COLPO SEGRETO DEL DRAGO NASCENTE!

Asia centrale, stesso giorno

Sion si lanciò direttamente contro il suo avversario, evitando i suoi rapidissimi calci: poi colpì il suo nemico, che ora sapeva essere un Cavaliere, mentre era ancora sospeso a mezz'aria. E stavolta colpì alla velocità della luce. I suoi pugni colpirono il nemico al volto, al ventre e sulle braccia. L'uomo ricadde a terra con un tonfo, mentre Sion era ancora in piedi. I suoi colpi avevano disintegrato il mantello con cappuccio che ricopriva il suo avversario: questi si rivelò essere un uomo sulla trentina, dai lunghi capelli neri, con le braccia nude coperte di cicatrici. L'uomo si rialzò lentamente, guardando Sion con circospezione. Poi, il suo volto si distese in un largo sorriso, e lo sconosciuto tese la mano al guerriero dell'Ariete. "Sono stato inviato dal Grande Tempio, giovane Cavaliere. Il mio compito era quello di metterti alla prova, una prova che hai brillantemente superato! La tua grande forza supplisce alla tua inesperienza. Orsù, stringiamoci la mano! Io non sono tuo nemico, così come spero tu non lo sia per me! Il mio nome è Alioth, della costellazione dell'Unicorno".

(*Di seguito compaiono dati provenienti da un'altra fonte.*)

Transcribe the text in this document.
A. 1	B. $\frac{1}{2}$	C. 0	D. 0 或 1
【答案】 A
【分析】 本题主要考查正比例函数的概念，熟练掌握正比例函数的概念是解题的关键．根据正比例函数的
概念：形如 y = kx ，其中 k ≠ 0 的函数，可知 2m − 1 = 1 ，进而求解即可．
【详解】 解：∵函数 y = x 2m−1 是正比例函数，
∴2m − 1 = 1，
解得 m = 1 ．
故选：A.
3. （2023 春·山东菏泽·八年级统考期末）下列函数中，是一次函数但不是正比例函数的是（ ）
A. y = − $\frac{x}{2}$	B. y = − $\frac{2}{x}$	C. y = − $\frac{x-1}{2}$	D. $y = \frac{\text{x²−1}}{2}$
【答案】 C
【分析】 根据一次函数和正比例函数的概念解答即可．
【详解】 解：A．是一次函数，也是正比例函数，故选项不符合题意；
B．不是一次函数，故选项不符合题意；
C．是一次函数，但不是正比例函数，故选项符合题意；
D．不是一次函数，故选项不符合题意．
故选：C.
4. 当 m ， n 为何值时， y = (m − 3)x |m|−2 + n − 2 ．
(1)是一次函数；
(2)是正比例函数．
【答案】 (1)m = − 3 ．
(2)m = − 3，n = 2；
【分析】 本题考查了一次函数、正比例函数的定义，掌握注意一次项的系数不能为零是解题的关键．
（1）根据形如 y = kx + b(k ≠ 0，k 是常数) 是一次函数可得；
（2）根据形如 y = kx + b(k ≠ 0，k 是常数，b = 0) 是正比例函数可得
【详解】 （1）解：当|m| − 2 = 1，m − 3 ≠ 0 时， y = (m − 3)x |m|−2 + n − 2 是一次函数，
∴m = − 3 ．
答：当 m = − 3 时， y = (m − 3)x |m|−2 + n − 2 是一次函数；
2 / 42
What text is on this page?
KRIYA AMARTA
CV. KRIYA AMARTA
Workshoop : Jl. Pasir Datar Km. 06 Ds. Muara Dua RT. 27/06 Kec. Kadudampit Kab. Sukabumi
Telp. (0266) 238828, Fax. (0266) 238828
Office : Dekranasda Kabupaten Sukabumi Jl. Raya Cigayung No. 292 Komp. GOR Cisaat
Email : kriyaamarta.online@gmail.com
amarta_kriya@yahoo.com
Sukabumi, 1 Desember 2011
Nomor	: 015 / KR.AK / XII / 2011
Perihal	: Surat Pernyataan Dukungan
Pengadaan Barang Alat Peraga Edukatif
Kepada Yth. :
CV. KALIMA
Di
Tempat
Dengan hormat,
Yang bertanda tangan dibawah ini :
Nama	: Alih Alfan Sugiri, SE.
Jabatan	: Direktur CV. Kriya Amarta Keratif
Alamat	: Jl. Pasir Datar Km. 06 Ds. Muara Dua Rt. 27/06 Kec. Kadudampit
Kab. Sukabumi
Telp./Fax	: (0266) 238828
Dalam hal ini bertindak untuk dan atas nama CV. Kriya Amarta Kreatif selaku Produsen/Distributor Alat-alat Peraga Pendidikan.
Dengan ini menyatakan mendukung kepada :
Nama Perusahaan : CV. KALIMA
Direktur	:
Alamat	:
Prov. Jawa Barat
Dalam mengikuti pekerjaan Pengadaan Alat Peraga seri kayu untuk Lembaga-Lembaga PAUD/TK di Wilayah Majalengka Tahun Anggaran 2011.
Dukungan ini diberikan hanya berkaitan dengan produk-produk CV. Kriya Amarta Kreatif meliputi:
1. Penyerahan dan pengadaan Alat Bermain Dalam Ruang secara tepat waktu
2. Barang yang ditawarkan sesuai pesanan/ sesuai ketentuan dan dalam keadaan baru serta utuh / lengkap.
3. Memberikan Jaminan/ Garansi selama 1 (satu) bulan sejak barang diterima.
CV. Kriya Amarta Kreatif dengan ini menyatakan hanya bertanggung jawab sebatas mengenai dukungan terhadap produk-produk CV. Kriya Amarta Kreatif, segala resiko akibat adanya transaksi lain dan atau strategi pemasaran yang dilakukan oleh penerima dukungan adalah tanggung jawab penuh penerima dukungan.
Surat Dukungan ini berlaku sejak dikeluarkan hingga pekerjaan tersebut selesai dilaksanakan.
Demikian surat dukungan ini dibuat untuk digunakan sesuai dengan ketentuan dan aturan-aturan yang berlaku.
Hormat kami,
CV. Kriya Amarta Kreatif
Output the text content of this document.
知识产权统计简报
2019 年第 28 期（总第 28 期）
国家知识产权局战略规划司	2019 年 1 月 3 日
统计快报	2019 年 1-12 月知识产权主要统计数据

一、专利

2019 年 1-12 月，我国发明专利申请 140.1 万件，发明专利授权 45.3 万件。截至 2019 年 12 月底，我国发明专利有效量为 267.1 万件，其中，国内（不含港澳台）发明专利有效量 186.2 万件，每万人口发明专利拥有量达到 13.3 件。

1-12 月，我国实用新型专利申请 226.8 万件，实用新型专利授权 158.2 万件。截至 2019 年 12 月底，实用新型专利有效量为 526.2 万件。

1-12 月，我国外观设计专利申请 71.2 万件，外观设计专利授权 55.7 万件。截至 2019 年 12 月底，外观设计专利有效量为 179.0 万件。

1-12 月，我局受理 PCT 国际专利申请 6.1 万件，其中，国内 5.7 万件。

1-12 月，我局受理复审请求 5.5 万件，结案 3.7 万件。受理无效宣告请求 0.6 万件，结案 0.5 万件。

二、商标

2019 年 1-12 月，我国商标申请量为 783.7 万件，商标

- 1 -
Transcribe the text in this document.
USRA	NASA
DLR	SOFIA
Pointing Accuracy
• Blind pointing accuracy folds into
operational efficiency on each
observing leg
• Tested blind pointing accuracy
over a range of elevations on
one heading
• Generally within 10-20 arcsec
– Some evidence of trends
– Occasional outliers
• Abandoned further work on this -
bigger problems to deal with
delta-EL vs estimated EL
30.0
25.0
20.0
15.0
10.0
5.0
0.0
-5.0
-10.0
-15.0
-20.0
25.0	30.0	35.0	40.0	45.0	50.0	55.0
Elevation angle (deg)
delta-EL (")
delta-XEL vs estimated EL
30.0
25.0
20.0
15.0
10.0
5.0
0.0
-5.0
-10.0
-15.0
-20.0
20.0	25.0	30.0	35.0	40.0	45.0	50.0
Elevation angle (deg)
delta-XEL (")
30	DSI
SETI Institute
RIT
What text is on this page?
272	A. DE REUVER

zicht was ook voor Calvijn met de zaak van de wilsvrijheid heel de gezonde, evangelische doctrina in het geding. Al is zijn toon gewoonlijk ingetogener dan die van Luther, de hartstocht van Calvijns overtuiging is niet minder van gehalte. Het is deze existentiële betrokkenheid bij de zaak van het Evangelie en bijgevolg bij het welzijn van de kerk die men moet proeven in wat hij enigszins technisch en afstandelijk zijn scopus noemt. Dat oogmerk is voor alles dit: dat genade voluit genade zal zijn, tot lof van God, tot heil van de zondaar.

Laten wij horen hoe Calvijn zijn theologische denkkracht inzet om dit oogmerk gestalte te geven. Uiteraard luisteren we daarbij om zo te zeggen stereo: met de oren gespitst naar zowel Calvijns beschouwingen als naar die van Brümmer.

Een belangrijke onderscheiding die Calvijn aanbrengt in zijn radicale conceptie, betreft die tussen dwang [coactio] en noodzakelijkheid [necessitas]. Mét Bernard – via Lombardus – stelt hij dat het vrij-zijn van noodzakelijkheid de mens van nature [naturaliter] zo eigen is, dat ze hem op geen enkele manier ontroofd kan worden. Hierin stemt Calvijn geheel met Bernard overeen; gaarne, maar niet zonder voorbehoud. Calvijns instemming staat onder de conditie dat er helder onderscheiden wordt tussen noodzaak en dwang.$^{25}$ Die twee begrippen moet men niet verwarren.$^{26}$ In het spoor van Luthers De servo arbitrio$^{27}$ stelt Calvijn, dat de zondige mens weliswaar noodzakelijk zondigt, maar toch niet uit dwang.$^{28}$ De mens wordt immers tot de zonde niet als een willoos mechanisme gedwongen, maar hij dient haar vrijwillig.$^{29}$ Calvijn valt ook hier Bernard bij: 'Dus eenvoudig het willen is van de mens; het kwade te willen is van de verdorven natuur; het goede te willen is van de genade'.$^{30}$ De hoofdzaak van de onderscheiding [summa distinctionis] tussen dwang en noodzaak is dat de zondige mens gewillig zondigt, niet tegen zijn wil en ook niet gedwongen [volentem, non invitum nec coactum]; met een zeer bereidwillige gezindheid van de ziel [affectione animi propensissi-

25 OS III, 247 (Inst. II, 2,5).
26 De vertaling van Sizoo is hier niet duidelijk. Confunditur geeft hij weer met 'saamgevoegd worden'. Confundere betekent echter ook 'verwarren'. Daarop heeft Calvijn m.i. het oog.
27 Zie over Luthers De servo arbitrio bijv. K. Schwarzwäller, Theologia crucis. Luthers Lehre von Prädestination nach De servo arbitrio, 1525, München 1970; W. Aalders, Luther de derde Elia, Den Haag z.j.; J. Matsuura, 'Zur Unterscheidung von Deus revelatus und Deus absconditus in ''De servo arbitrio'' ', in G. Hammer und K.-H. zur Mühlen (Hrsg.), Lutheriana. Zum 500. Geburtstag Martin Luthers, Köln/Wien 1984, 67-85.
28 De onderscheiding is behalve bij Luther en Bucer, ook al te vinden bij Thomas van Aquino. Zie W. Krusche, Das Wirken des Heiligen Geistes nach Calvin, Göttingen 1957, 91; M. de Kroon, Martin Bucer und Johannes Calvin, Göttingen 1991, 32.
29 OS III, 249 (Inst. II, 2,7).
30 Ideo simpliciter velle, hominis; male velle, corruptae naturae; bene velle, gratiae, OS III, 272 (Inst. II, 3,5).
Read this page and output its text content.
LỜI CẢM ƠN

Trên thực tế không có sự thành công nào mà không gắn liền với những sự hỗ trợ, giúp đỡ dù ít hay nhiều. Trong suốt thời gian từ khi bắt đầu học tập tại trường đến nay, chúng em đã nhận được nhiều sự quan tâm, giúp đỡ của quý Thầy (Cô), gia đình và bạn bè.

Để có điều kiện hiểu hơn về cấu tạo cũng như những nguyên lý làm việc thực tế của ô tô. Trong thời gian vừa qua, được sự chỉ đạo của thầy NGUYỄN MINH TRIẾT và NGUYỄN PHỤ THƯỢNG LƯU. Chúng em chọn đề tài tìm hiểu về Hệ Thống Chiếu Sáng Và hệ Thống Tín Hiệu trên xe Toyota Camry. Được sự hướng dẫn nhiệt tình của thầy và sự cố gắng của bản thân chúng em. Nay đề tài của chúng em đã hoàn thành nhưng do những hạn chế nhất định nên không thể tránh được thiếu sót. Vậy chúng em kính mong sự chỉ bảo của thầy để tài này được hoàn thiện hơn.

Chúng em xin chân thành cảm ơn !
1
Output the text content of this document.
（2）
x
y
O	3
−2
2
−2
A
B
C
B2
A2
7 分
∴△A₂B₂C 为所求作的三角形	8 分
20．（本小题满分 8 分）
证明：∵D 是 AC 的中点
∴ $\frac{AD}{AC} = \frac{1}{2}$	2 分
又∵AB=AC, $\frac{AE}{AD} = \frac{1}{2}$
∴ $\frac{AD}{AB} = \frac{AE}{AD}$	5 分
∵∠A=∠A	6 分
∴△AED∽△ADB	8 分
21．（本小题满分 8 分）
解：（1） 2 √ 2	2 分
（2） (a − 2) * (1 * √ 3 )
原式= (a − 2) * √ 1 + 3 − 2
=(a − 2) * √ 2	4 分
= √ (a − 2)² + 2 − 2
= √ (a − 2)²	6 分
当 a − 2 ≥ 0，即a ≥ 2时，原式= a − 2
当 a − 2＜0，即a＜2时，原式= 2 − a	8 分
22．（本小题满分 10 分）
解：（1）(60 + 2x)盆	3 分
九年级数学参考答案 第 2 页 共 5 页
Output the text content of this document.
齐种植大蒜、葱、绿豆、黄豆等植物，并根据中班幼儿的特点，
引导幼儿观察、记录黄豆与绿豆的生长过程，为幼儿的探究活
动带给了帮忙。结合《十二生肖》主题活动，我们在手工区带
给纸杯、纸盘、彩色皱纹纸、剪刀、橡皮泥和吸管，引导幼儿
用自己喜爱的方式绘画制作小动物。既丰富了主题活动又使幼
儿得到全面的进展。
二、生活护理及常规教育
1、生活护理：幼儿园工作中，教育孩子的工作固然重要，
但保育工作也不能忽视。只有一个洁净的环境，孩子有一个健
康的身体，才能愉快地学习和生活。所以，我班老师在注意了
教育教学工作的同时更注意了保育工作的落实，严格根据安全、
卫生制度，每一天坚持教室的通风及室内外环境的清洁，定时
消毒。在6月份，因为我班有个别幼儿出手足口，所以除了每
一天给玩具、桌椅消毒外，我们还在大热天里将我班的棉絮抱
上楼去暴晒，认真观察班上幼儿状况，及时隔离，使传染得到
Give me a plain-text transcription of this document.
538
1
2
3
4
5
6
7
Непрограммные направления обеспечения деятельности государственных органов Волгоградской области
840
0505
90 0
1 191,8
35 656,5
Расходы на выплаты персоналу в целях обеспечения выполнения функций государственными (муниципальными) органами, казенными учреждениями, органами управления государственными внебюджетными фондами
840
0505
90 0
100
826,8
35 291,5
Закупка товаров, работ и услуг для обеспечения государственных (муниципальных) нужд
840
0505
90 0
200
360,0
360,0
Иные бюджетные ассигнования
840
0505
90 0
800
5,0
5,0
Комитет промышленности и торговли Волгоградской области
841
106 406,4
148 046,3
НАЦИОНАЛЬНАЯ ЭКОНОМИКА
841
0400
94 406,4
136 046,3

Sion, dopo un attimo di esitazione,gli strinse la mano. "Sion dell'Ariete".

Grecia, Attica, 5 maggio 1793

"Avanti", disse a Dokko il giovane dai capelli biondi, che alcuni giorni prima si era presentato come Albireus di Sagitta. I due avevano quasi raggiunto la sommità della collina, oltre la quale si trovava uno dei luoghi su cui più aveva fantasticato in tutta la sua vita. Il Cavaliere d'Argento gli aveva detto che aveva brillantemente superato la prova, grazie alla sua astuzia e alla sua capacità di riflessione e alla sua forza, naturalmente. Mentre Dokko era perso nei suoi pensieri, il Cavaliere d'Argento aveva raggiunto la sommità della collina, e guardava qualcosa al di là di essa. "Affrettati", disse Albireus. "E' uno spettacolo che non potrai mai dimenticare".

Dokko raggiunse infine la collina, e i suoi occhi si colmarono di amore. Nella luce del mattino, vide la città di Atene, ma la ignorò. I suoi occhi guardarono i templi aldilà di essa, che si stagliavano contro il cielo terso. Il sole creava giochi di luce sul marmo bianco, di cui erano fatte anche le scalinate. Dokko si mosse con lo sguardo, attraversando le Case: Ariete… Toro… Gemini… Cancer… Leo… Virgo… e infine la Casa di Libra. Dokko si commosse fino quasi alle lacrime, ma continuò a guardare, sempre più su… fino alle stanze del Sacerdote, fino alla statua di Atena. "Sono a casa" disse.